Lei sollevò un sopracciglio. Claudia è molto carina ma non è
brava col linguaggio dei gesti, quel sopracciglio poteva significare qualsiasi
cosa.
Io spalancai gli occhi, Sofia abbozzò un sorriso, le bionde
girarono la testa incuriosite.
Devo specificare che Alice e Candida hanno veramente i
capelli biondi, quindi se facciamo riferimento alle “bionde”, non è uno dei
soliti scherzi, parliamo di loro per forza. Sofia, invece, ha i capelli castani
tendenti al rosso, Claudia è castana con una sfumatura scura.
Anche nel colore degli occhi c’è molta varietà.
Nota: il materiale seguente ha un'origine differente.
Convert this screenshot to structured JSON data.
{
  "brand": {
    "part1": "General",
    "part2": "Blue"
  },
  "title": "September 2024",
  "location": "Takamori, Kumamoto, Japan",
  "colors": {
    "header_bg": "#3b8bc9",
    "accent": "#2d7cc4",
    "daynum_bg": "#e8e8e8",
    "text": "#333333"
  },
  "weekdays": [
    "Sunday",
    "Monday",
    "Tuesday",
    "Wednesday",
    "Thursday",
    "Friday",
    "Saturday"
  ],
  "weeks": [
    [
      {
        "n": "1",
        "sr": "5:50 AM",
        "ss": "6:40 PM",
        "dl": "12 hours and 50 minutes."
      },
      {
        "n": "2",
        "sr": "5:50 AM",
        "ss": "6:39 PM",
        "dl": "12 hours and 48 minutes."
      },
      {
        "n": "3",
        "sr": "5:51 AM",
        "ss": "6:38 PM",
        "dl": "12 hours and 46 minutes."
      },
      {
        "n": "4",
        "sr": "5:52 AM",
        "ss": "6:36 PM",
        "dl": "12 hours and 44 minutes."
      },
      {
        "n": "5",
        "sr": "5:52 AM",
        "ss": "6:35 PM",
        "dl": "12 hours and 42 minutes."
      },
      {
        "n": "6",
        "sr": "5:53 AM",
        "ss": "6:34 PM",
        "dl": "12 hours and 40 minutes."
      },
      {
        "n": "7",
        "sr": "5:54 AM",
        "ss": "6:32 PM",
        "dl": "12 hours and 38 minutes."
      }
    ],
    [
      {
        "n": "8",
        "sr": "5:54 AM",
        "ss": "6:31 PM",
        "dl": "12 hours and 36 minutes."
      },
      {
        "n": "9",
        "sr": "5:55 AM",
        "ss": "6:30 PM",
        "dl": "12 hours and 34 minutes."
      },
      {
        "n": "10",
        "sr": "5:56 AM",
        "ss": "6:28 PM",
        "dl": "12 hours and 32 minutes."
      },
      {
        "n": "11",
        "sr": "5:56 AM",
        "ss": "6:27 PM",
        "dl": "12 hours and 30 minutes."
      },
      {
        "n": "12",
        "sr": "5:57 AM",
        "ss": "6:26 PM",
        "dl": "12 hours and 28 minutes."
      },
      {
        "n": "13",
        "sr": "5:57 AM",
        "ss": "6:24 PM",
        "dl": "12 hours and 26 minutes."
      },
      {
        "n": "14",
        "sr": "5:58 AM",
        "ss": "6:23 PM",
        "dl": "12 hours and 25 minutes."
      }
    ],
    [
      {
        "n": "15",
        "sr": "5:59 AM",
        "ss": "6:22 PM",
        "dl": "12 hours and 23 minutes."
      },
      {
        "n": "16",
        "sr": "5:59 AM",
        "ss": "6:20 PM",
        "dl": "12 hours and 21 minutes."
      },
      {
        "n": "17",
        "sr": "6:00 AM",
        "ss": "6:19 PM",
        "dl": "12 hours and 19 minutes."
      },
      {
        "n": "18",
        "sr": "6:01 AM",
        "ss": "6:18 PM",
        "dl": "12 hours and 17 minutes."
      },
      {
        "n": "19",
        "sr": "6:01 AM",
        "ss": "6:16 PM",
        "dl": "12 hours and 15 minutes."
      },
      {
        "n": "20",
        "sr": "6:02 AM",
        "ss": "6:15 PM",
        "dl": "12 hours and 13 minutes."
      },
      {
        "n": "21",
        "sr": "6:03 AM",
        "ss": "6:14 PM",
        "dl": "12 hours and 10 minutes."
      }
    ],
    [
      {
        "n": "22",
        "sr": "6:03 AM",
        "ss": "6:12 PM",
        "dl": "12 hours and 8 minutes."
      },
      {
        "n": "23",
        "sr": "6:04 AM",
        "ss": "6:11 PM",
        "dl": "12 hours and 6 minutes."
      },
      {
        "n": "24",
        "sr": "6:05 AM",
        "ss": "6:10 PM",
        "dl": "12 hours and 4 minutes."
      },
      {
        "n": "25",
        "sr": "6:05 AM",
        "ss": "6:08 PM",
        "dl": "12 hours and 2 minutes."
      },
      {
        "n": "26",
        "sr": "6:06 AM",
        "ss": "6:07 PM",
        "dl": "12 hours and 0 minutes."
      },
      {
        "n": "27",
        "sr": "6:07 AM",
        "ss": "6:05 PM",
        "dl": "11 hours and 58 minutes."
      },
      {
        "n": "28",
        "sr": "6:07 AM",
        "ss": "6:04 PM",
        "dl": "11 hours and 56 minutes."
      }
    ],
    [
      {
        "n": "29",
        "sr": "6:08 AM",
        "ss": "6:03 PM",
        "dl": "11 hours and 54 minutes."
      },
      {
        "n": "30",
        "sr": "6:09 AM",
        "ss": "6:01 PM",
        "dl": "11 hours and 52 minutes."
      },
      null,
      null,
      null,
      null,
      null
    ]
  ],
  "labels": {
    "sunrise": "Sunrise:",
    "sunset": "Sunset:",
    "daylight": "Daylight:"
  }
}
Sofia e
Candida hanno occhi azzurri, Alice verdi e Claudia marroni.
Ho già raccontato del mio più grande problema in università.
Il mio secondo più grande problema è
di non aver trovato delle semplici amiche, ma di essere finita in un gruppetto
di fotomodelle. Sono anche mie amiche, ovvio, ma tutt’e quattro sono belle in
maniera imbarazzante. Candida potrebbe fare la modella, alta com’è, bionda e
con gli occhi azzurri, Alice è meno vistosa ma è incantevole, Sofia è alta
quanto Candida, è snella e ha un sorriso fulminante – oltre che un’intelligenza
straordinaria – Claudia è molto bella, la tipica ragazza mediterranea. Manca
qualcuno? In effetti sì. Infine ci sono io, il brutto anatroccolo della
situazione.
In un gruppetto di ragazze bruttine potrei anche fare la mia
figura, ma con loro sono rassegnata ad essere l’amica meno popolare, come
dicono gli americani. Però sono simpatiche, gentili, mi prendono per come sono
e per questo voglio loro molto bene e non cambierei loro quattro per nessun’altra.
Dicevo che Claudia aveva sollevato un sopracciglio.
«Allora, come sta Agenore?» ripetei.